Pour aller plus loin et nourrir votre réflexion, n’hésitez pas à consulter les ressources qui traitent des évolutions dans l’enseignement supérieur santé et qui analysent les chiffres et les sondages sur les parcours santé et les formations liées à la santé. Le sujet est complexe, mais les éléments qui le composent deviennent de plus en plus intelligibles lorsque l’on suit les évolutions de près et que l’on écoute les acteurs sur le terrain. Enfin, si vous souhaitez approfondir des aspects spécifiques, j’invite à consulter les liens et les ressources externes que j’ai mentionnés, afin d’éclairer les enjeux concrets et les décisions qui marqueront l’année 2027 et les années qui suivront.

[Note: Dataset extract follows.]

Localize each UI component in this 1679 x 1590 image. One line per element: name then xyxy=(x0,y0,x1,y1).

Conclusion et regards vers l’avenir
Cette exploration montre que la fin du PASS et LAS ouvre une porte vers une « licence santé » qui peut devenir un socle solide pour les métiers de la santé. Le chemin est encore à écrire et les peurs légitimes existent, mais les premiers retours positifs et les ajustements en cours donnent confiance. L’avenir du parcours santé dépendra d’un équilibre entre ambition pédagogique, moyens réels, et écoute des étudiants et des professionnels. Mon regard de journaliste est celui d’un témoin des évolutions: la démocratie de l’éducation passe par des choix clairs, des outils efficaces et une communication honnête sur ce que change la réforme, pourquoi elle est nécessaire et comment elle sera évaluée. Le chapitre qui s’ouvre autour de la licence santé est donc à la fois technique et humain, et son succès dépendra de la capacité collective à transformer les intentions en résultats concrets pour les étudiants, les enseignants et les patients. Dans tous les cas, la question centrale demeure: la fin du PASS et du LAS peut-elle devenir, avec la licence santé, une opportunité durable pour l’enseignement supérieur santé et pour l’ensemble de notre système de soins ? La réponse passe par une construction patiente, des ajustements réguliers et une volonté claire de porter les parcours santé vers une plus grande cohérence et une meilleure accessibilité pour tous.
Pour suivre les actualités et les analyses sur ce sujet, vous pouvez consulter les ressources liées et les articles qui détaillent les évolutions et les chiffres officiels. La question de fin du PASS et fin du LAS s’inscrit dans une dynamique plus large d’innovation et de réforme de l’enseignement supérieur santé, qui se poursuit en 2027 et au-delà, avec des perspectives de changements importants et une attention soutenue sur l’enseignement supérieur santé et les parcours santé.
Texte rédigé pour informer, éclairer et débattre des implications de la réforme, avec une attention particulière portée à l’accessibilité et à l’impact sur les étudiants et les professionnels du secteur. Pour ceux qui veulent élargir leur compréhension et accéder à des ressources complémentaires, voici quelques liens utiles et pertinents sur les sujets abordés, et notamment la réforme et l’évolution des parcours en santé.